Furthermore, one might say that canals served a remarkably similar expansionist role in Appalachia, the Great Lakes region, and the trans-Mississippi West, as did the railroad past the Mississippi in the Great Plains, the Rocky Mountains, and the Pacific Coast. While inferior in degree and extant, canals, like railroads, brought revolutionary changes to American landscapes, watersheds, and ecosystems, as well as enduring political, economic, and social upheavals in American life. The American network of canals created a hybridized second-nature, altering landscapes, watersheds, and ecosystems through increased and intensified commodification, exploitation, and management of nature, similar to the changes wrought on the Western landscape by railroads. Perhaps the uneven success of canals, and their swift overshadowing by railroads, has provided the preconditions for the collective amnesia of their importance in the early American Republic.

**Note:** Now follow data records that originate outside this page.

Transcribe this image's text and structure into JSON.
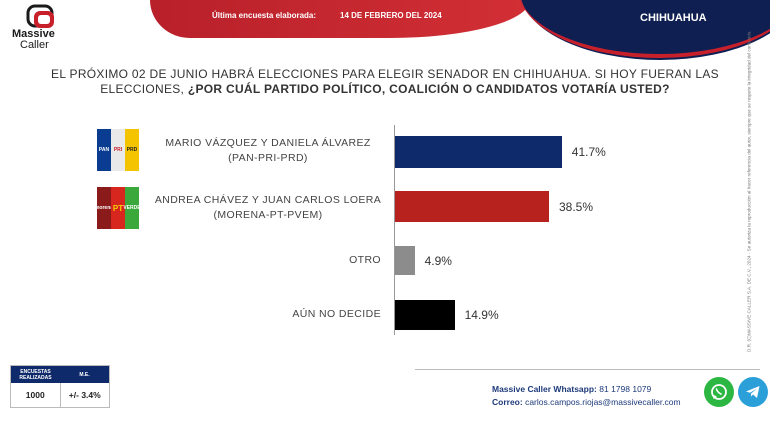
{
  "brand": {
    "name_line1": "Massive",
    "name_line2": "Caller"
  },
  "header": {
    "survey_label": "Última encuesta elaborada:",
    "survey_date": "14 DE FEBRERO DEL 2024",
    "state": "CHIHUAHUA"
  },
  "question": {
    "line1": "EL PRÓXIMO 02 DE JUNIO HABRÁ ELECCIONES PARA ELEGIR SENADOR EN CHIHUAHUA. SI HOY FUERAN LAS",
    "line2_plain": "ELECCIONES, ",
    "line2_bold": "¿POR CUÁL PARTIDO POLÍTICO, COALICIÓN O CANDIDATOS VOTARÍA USTED?"
  },
  "legal": "D.R. (C)MASSIVE CALLER S.A. DE C.V., 2024 · Se autoriza la reproducción al hacer referencia del autor, siempre que se respete la integridad del contenido.",
  "colors": {
    "navy": "#0f2a6b",
    "red": "#b7221e",
    "gray": "#8c8c8c",
    "black": "#000000"
  },
  "chart_data": {
    "type": "bar",
    "orientation": "horizontal",
    "categories": [
      "MARIO VÁZQUEZ Y DANIELA ÁLVAREZ (PAN-PRI-PRD)",
      "ANDREA CHÁVEZ Y JUAN CARLOS LOERA (MORENA-PT-PVEM)",
      "OTRO",
      "AÚN NO DECIDE"
    ],
    "values": [
      41.7,
      38.5,
      4.9,
      14.9
    ],
    "value_labels": [
      "41.7%",
      "38.5%",
      "4.9%",
      "14.9%"
    ],
    "bar_colors": [
      "#0f2a6b",
      "#b7221e",
      "#8c8c8c",
      "#000000"
    ],
    "xlim": [
      0,
      100
    ],
    "grid": false,
    "legend": "none"
  },
  "candidates": [
    {
      "line1": "MARIO VÁZQUEZ Y DANIELA ÁLVAREZ",
      "line2": "(PAN-PRI-PRD)",
      "logos": [
        "PAN",
        "PRI",
        "PRD"
      ]
    },
    {
      "line1": "ANDREA CHÁVEZ Y JUAN CARLOS LOERA",
      "line2": "(MORENA-PT-PVEM)",
      "logos": [
        "morena",
        "PT",
        "VERDE"
      ]
    },
    {
      "line1": "OTRO"
    },
    {
      "line1": "AÚN NO DECIDE"
    }
  ],
  "stats_table": {
    "col1_header": "ENCUESTAS REALIZADAS",
    "col2_header": "M.E.",
    "col1_value": "1000",
    "col2_value": "+/- 3.4%"
  },
  "contact": {
    "whatsapp_label": "Massive Caller Whatsapp:",
    "whatsapp_number": "81 1798 1079",
    "email_label": "Correo:",
    "email": "carlos.campos.riojas@massivecaller.com"
  }
}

Integrating canals more thoroughly in our shared popular consciousness will help us better understand political, social, economic, and environmental trends during the nineteenth-century. It also could have a beneficial affect on contemporary public transportation policy. In the age of the Anthropocene, and with climate change worsening exponentially, the need to rethink how humans and our commodities move through time and space is apparent. Realizing the importance of successful past infrastructure projects might aid in expanding the kind of transportation systems society considers for the future. Remembering canals from the American past shows us how less-memorialized transport options from the past can help broaden the scope of future possibilities.
By diversifying our options, the act of remembering the important history of American canals could open the American public to embrace urban light-rapid-rail technology, new engineering feats such as Elon Musk’s urban-tunnel systems, or furthering other fringe green transport infrastructure, like regional high-speed railway systems, bus-way, bike-way, and green-way systems, and non-fossil fuel-based technologies in general. If we can move past seeing the nineteenth-century only as the era of the railroad and the capitalist, industrial culture it represents, other more sustainable infrastructure might sneak their way into our national consciousness, making these options seem more feasible and desirable. Accomplishing just this is vital to combating climate change in a sustainable, efficient, and egalitarian way.
This is yet another area where historians and other academics can make important contributions to public policy. Not only can we hopefully influence specific legislation, we can also push for an evolution in the way humans think about transportation infrastructure through retooling how we think about the past.
1 Annals of Congress, 14 Cong., 2 sess., Feb. 4, 1817, p. 854. See also, Cumberland Road debates, ibid., 14 Cong., 1 sess., Jan. 9-April 2, 1816, pp. 514, 1211, 1250-52, 1308.
2 George Washington to Thomas Johnson, July 20, 1770, Corra Bacon-Foster, Early Chapters in the Development of the Potomac Route to the West (Washington, 1912), 18-21.